Sun slip-up #8: Skipping sunscreen when you’re indoors
Ninety percent of the sun’s aging effects is incidental, not from long lazy days at the beach, according to the Skin Cancer Foundation.
“UVA light knows no bounds; it even goes through window glass,” Rodan says. “I can look at patients in their 40s and 50s and tell whether they spend a lot of time in the driver’s seat, because the left side has far more sun damage than the right.”
Sun solution: If you’re a frequent driver or your desk is near a window, apply sunscreen.
Wear it even when you’re barely in the sun – for example, when you’re walking to the mailbox or eating lunch in the park. A teaspoon for your face and neck is all you need.
Sun slip-up #9: Relying on label lingo
Claims like “protects all day,” “sweat-proof” and “waterproof” sound good, but their meanings can vary from one sunscreen to the next.
Sun solution: No matter what labels promise, you should reapply, “because the active ingredients in most products begin to break down when exposed to the sun,” Fusco says.

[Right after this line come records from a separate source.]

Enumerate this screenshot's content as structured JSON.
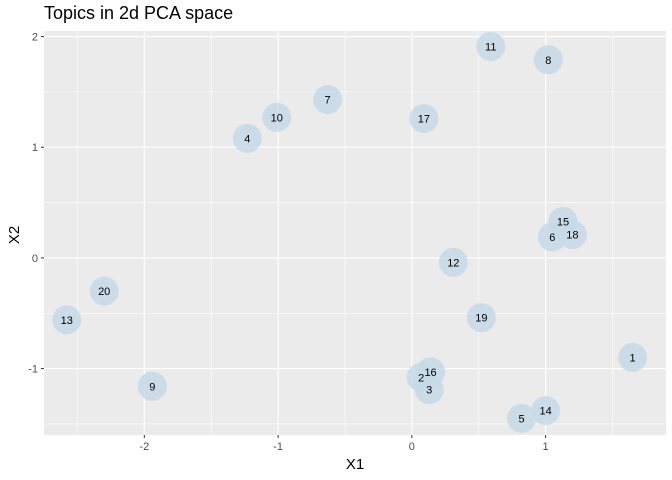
{
  "chart_data": {
    "type": "scatter",
    "title": "Topics in 2d PCA space",
    "xlabel": "X1",
    "ylabel": "X2",
    "xlim": [
      -2.75,
      1.9
    ],
    "ylim": [
      -1.6,
      2.05
    ],
    "xticks": [
      -2,
      -1,
      0,
      1
    ],
    "yticks": [
      -1,
      0,
      1,
      2
    ],
    "grid": true,
    "colors": {
      "panel_background": "#ebebeb",
      "grid_major": "#ffffff",
      "point_fill": "#c6d9e7",
      "point_opacity": 0.85
    },
    "points": [
      {
        "label": "1",
        "x": 1.65,
        "y": -0.9
      },
      {
        "label": "2",
        "x": 0.07,
        "y": -1.08
      },
      {
        "label": "3",
        "x": 0.13,
        "y": -1.19
      },
      {
        "label": "4",
        "x": -1.23,
        "y": 1.08
      },
      {
        "label": "5",
        "x": 0.82,
        "y": -1.45
      },
      {
        "label": "6",
        "x": 1.05,
        "y": 0.19
      },
      {
        "label": "7",
        "x": -0.63,
        "y": 1.43
      },
      {
        "label": "8",
        "x": 1.02,
        "y": 1.79
      },
      {
        "label": "9",
        "x": -1.94,
        "y": -1.16
      },
      {
        "label": "10",
        "x": -1.01,
        "y": 1.27
      },
      {
        "label": "11",
        "x": 0.59,
        "y": 1.91
      },
      {
        "label": "12",
        "x": 0.31,
        "y": -0.04
      },
      {
        "label": "13",
        "x": -2.58,
        "y": -0.56
      },
      {
        "label": "14",
        "x": 1.0,
        "y": -1.38
      },
      {
        "label": "15",
        "x": 1.13,
        "y": 0.33
      },
      {
        "label": "16",
        "x": 0.14,
        "y": -1.03
      },
      {
        "label": "17",
        "x": 0.09,
        "y": 1.26
      },
      {
        "label": "18",
        "x": 1.2,
        "y": 0.21
      },
      {
        "label": "19",
        "x": 0.52,
        "y": -0.54
      },
      {
        "label": "20",
        "x": -2.3,
        "y": -0.3
      }
    ]
  }
}
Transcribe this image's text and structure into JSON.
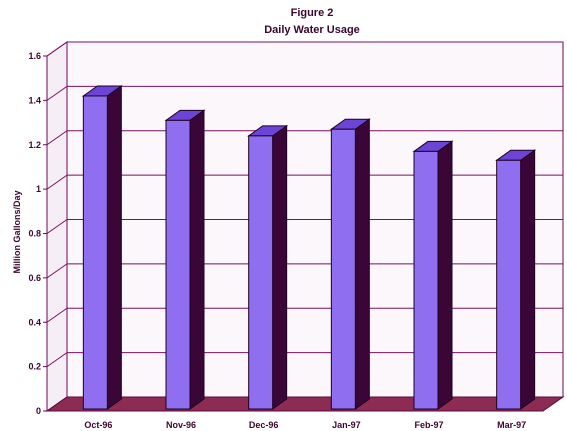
{
  "colors": {
    "bar_front": "#8f6ff0",
    "bar_top": "#6d45d6",
    "bar_side": "#3a0638",
    "grid": "#7a1060",
    "floor": "#8c2c52",
    "frame": "#6a0a55",
    "text": "#3a0630"
  },
  "chart_data": {
    "type": "bar",
    "title": "Figure 2",
    "subtitle": "Daily Water Usage",
    "xlabel": "",
    "ylabel": "Million Gallons/Day",
    "categories": [
      "Oct-96",
      "Nov-96",
      "Dec-96",
      "Jan-97",
      "Feb-97",
      "Mar-97"
    ],
    "values": [
      1.42,
      1.31,
      1.24,
      1.27,
      1.17,
      1.13
    ],
    "ylim": [
      0,
      1.6
    ],
    "yticks": [
      "0",
      "0.2",
      "0.4",
      "0.6",
      "0.8",
      "1",
      "1.2",
      "1.4",
      "1.6"
    ],
    "grid": true,
    "legend": "none"
  }
}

Plus, their effectiveness is reduced if they’re washed or sweated off. So slather on the sunscreen after swimming, sweating and every two hours.
Sun slip-up #10: Believing the “base tan” myth
Tanning salons claim a lot of things: bronzed skin you get from beds is safer than the sun and a base tan protects you from burning. Wrong!
“In fact, the UV radiation you get from tanning beds is 12-15 times as strong as regular sunlight,” Downie says. “Tanning beds should be avoided at all costs.”
Also, studies show that having your first exposure to tanning beds before the age of 35 increases your melanoma risk by 75%, according to the Skin Cancer Foundation.
Need more evidence? A report published by the International Agency for Research on Cancer (IARC), affiliated with the World Health Organization, said that a tanning bed’s UV radiation is as dangerous as radon and plutonium for causing cancer.
Sun solution: If you’re craving color, use a bronzer or apply a self-tanner, which contains a chemical that reacts with the amino acids in your skin to darken your skin. To be really safe, embrace the color you were born with.